Microsoft Entra ID connector

This is a cloud connector.

The Microsoft Entra ID connector, formerly Azure AD, gathers data about users and devices from Entra ID.

For information about what data is imported and how it is mapped, see Mapping (below).

In order to connect Entra ID to the Neurons Platform, you first need to create an application in Entra ID with a variety of permissions. All permissions must be approved with Grant admin consent. For information on creating the app, see Creating API apps in Entra ID for Microsoft cloud connectors.

Application.Read.All

Auditlog.Read.All

Device.Read.All

DeviceManagementServiceConfiguration.Read

DeviceManagementServiceConfiguration.ReadWrite.All

Directory.Read.All

Directory.ReadWrite.All

Reports.Read.All

User.Export.All

User.Read

User.Read.All

User.ReadWrite.All

To receive purchase order identifier data: DeviceManagementServiceConfiguration.Read.All

To use group filters (device and user) in Neurons: Group.Read.All

Options

An Entra ID connector has the following options:

  • Connector name: A name for the connector.
  • Connector server name: For cloud connectors, this server is the Cloud option on the Connector Servers page. If you already added the connector to the Cloud option, this field will be populated for you. Otherwise, select Cloud from the list.
  • Directory (tenant) ID: The ID of the tenant you created in Entra ID.
  • Application (client) ID: The ID of the application you created in Entra ID.
  • Client secret: The client secret associated with the application you created in Entra ID.
  • Devices
    • Stale threshold: To limit the amount of data that is gathered for Neurons, set a threshold for a specific number of days. The connector will not include records unless the device has been created, logged in, or updated during that time.
    • Types: Enter a type filter to import devices with that selected type. Supported values are: Workplace, AzureAd, and ServerAd.
    • Groups: Enter a group filter to import devices that are in those groups. Groups are created and maintained within Entra ID. You will need the Group.Read.All permission within your Entra ID app to use this filter in Neurons.
  • Users
    • Stale threshold: To limit the amount of data that is gathered for Neurons, set a threshold for a specific number of days. The connector will not include records unless the user has logged in or updated during that time.
    • Groups: Enter a group filter to import users that are in those groups. Groups are created and maintained within Entra ID. You will need the Group.Read.All permission within your Entra ID app to use this filter in Neurons.
    • Import SSO sign-in activity: An option to import SSO sign-in activity data from Entra ID. You will need the AuditLog.Read.All permission within your Entra ID app to import this data into Neurons.
  • Repeats: How often the connector should gather data.
  • Start time: The time of day the connector should start running. To minimize the impact on your network and applications, we recommend that connectors generally run at night or on weekends.
  • Active: Whether the connector is active or not. While the connector is active, it runs according to the schedule you create. If you clear the check box, the connector is inactive and will not gather data until the check box is enabled again and the connector is saved.
  • Action Credentials: The credentials Ivanti Neurons uses to perform actions and queries on device or people records. The types of available actions and queries will depend on your specific work environment.

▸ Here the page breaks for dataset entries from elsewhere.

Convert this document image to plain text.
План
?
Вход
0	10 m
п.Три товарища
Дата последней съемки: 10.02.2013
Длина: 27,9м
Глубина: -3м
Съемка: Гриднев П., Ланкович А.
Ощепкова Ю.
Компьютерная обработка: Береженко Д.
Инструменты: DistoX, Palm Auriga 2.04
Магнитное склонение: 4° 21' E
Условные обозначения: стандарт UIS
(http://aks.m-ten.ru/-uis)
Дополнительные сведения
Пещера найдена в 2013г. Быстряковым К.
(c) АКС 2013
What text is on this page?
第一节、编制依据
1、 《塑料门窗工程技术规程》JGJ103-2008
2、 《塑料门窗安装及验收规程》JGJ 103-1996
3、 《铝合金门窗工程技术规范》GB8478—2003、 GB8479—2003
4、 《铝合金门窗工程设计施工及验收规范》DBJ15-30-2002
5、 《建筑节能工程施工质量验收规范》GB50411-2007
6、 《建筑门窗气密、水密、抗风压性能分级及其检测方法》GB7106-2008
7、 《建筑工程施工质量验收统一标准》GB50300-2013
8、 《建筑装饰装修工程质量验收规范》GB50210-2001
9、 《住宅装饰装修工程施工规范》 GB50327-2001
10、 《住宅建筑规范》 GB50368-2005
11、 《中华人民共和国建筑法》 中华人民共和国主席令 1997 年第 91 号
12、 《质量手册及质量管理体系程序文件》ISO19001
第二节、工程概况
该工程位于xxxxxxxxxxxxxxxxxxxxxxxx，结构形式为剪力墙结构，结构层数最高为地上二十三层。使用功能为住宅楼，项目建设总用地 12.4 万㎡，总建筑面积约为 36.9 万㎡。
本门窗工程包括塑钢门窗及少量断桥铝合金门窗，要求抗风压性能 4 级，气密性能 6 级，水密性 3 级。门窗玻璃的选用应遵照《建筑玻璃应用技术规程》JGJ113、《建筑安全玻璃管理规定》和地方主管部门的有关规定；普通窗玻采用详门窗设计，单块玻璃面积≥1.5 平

For details on configuring or using connectors, see Setting up connectors.

Mapping

The data that this connector imports is mapped to target attributes in the Neurons Platform database.

For users:

  • Name and display name

  • Email address

  • Phone number and type

  • Account creation and expiration dates

  • User's address, city, state, and country

  • Job title, department, and manager

  • Employee type, ID, and number

  • Last logon

  • Office location

  • Distinguished name

  • Password policies

  • Login timestamps for other applications

For devices:

  • Last logon date

  • Device ID and name

  • Display name

  • TCPIP host name

  • Manufacturer and model

  • OS and OS version

  • User GID and GID

  • User HWID and HWID

  • Purchase order ID

For an overview of how the data imported by this connector is mapped to the Neurons target attributes, please download the CSV file using the button below.

Download mappings

For an overview of the Neurons target attributes per data type and the connector source attributes that are mapped to them, see Connector data mapping.